Here’s a completely just made-up theory that may bear little to no relation to the truth. English was invented in England, so they would be more likely to refer to someone by their city or region rather than the conglomeration as a whole. Similarly, France as an entity was constantly shifting and in very regular contact with Britain when English began to solidify in the Early Modern period, so they would be more likely to be referred to as Normans or Burgundians than ‘Frenchmen’ as a whole unit. Discuss and critique as you will.
Other nations for which there isn’t a non-gendered noun for an individual: Bangladesh, Burma, China, Japan, Lebanon, Netherlands, New Zealand, Portugal, Switzerland. This will likely become an issue of dialect.
What noun do you use to refer to someone form New Zealand other than the neuter “New Zealander”?

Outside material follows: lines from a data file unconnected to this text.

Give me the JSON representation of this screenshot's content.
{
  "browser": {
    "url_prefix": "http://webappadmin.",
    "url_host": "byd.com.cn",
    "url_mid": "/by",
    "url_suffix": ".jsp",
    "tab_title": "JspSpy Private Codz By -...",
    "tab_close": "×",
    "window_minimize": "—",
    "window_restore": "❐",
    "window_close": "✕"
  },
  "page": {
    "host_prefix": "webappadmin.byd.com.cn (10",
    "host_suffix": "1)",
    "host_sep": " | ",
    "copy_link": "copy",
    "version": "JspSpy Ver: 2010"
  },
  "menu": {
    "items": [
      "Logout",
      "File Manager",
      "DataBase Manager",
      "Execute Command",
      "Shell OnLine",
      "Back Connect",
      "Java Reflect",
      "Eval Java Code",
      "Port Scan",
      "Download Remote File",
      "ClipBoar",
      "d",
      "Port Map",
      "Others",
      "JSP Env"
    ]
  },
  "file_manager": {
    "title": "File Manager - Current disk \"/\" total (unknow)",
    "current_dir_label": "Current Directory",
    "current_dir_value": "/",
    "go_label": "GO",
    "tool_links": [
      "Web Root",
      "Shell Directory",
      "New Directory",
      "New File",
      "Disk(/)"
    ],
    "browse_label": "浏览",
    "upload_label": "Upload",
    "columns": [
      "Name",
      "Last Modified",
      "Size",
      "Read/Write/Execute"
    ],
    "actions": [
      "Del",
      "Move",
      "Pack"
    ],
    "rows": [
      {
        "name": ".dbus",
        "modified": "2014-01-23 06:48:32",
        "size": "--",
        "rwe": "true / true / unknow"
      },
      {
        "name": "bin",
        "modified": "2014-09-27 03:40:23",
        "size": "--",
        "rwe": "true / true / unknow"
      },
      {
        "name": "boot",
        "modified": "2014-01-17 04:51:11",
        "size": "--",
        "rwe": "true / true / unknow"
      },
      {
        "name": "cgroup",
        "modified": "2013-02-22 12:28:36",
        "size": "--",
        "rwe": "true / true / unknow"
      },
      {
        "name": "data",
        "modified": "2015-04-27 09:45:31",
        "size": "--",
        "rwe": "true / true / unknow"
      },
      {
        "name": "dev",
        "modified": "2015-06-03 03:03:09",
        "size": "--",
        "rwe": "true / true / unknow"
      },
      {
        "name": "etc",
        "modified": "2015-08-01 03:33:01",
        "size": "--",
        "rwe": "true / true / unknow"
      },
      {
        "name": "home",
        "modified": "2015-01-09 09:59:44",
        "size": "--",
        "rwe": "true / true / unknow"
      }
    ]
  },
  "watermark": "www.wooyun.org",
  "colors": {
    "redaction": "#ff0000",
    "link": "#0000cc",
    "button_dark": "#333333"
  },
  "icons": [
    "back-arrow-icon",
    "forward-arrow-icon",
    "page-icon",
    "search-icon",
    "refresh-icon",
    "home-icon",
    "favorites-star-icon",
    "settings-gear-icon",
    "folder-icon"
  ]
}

I can’t think of any noun for someone from Switzerland other noun phrases. I’ve never seen Swissman but only Swiss man. In any case, surely Switzerlander would be understood. And while those from the Netherlands are commonly called Dutchman or woman, a “Netherlander” seems fine.
Bangladesh - Bangladeshi
Burma - Burman
China - ?
Japan - ?
Lebanon - I usually use their ethnicity i.e. Druze, Marionite, etc.
Netherlands - Netherlander
New Zealand - New Zealander
Portugal - ?
Switzerland - A Swiss or a Switzerlander
Seems to me, and this is taken from my left elbow, as if words such as Englishman are simply the union of the longer adjective+(wo)man forms which exist for other peoples. Whether the majority of peoples get the adjective+(wo)man version, the adjective(wo)man version, or a word which is both noun and adjective requires more time spent counting than I can be bothered to spend. It does seem to me as if those where there are a noun and adjective which are different and which did not originate as slurs are the definite minority.
I think the idea is that for those countries, there isn’t a singular noun at all, gendered or non-gendered. You’ve never heard of “Japanman” or “Portugalman” , but we also don’t (usually) refer to an individual simply as a “Japanese” or a “Portuguese” using the adjective form as a noun, as happens with “Italian” or “German”.